The site was discovered in 1992 when Aomori Prefecture was surveying the land for a planned baseball stadium. There were earlier excavations led by teams from Keio University and the Board of Education of Aomori City, which began in 1953 and continued through 1967. There were additional excavations conducted by the Board of Education and Aomori City on the southern part of the site in 1976 and in 1987. It wasn’t until 1992, that a major breakthrough was made.

It was determined that the site was initially inhabited by a group of hunter-gatherers who utilized the land as a seasonal camp.  Around 3,900 BC – 2,900 BC, the site became a settled village. To date, the excavations have unearthed 500 residences, 30 buildings with post holes and 60 graves. In 2000, the Sannai Maruyama Ruins were registered as a National Special Historic Site.

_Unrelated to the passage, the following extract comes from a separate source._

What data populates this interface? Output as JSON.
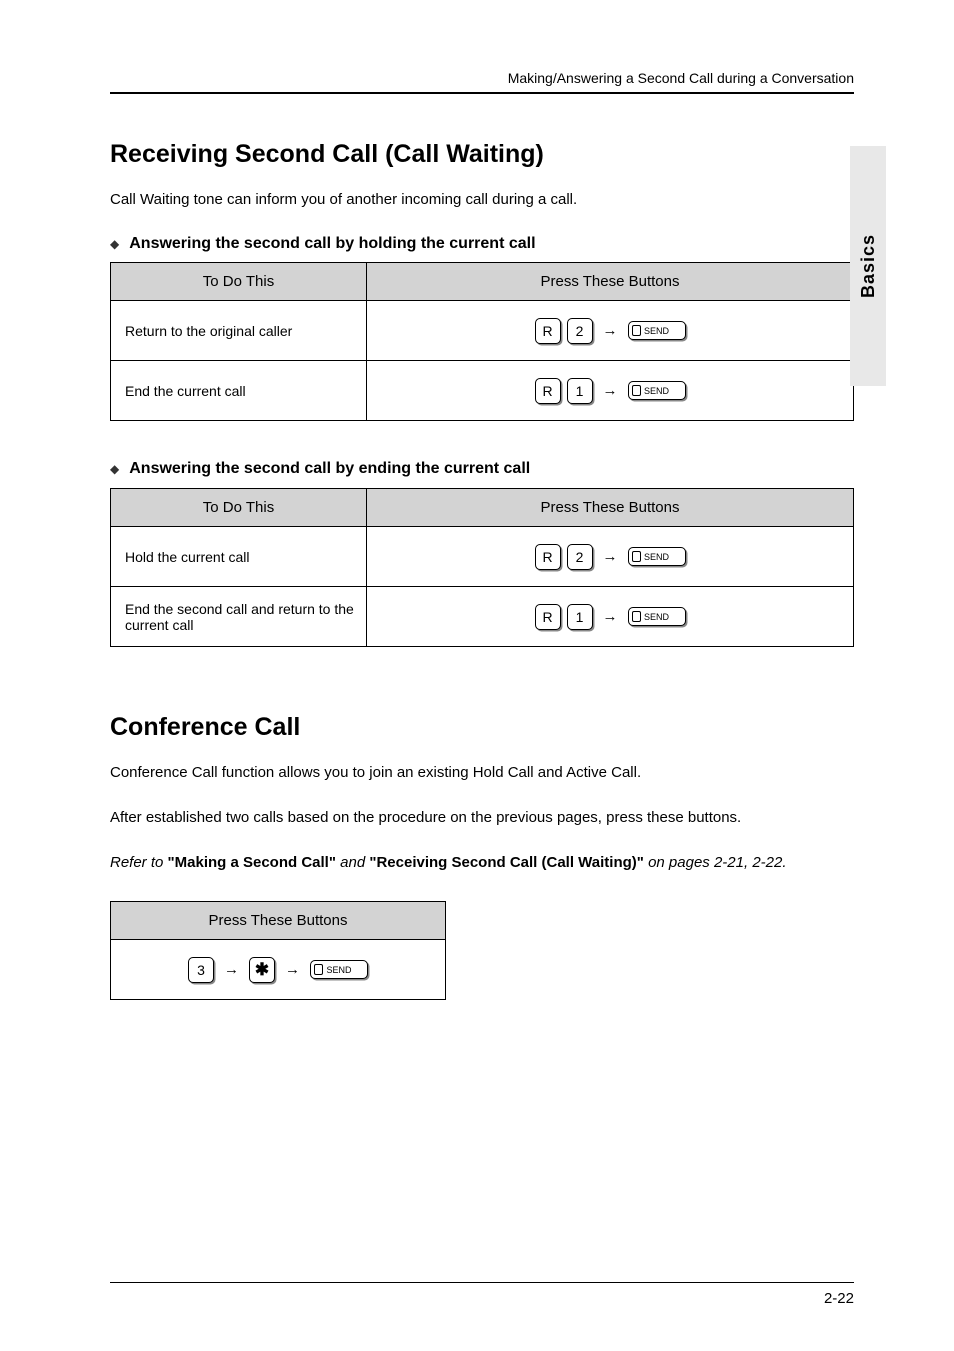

One of Sannai Maruyama’s most famous structures is a large, pillared building built around 2,600 BC. This structure consisted of six large pillars that are believed to have held up platforms. Each one of these pillars measured around 1 meter in diameter and were placed exactly 4.2 m (14 ft) apart. Due to its large size, it is believed that this structure functioned as a monument or watchtower. Remains of other six-pillared buildings from different time periods have also been found throughout the site.

In the exhibition room you will find displays of various flat clay figures, earthenware, personal ornaments and small knitted baskets called Jomon Pochette. There are dioramas which recreate life during that period along with commentary from digital photo frames and videos.

If you are so inclined, try your hand at one of the interactive workshops offered.  You have the option of making items such as Jomon Pochettes and amber pendants utilizing the techniques employed by the Jomon people. The experience will be both educational and entertaining.

Sannai Maruyama is located about 3 hours and 20 minutes from Tokyo Station via the JR Tohoku Shinkansen Line. The attraction will enable you to have a broader understanding of Japan’s overall history and is a worthwhile stopover during your visit to Aomori City.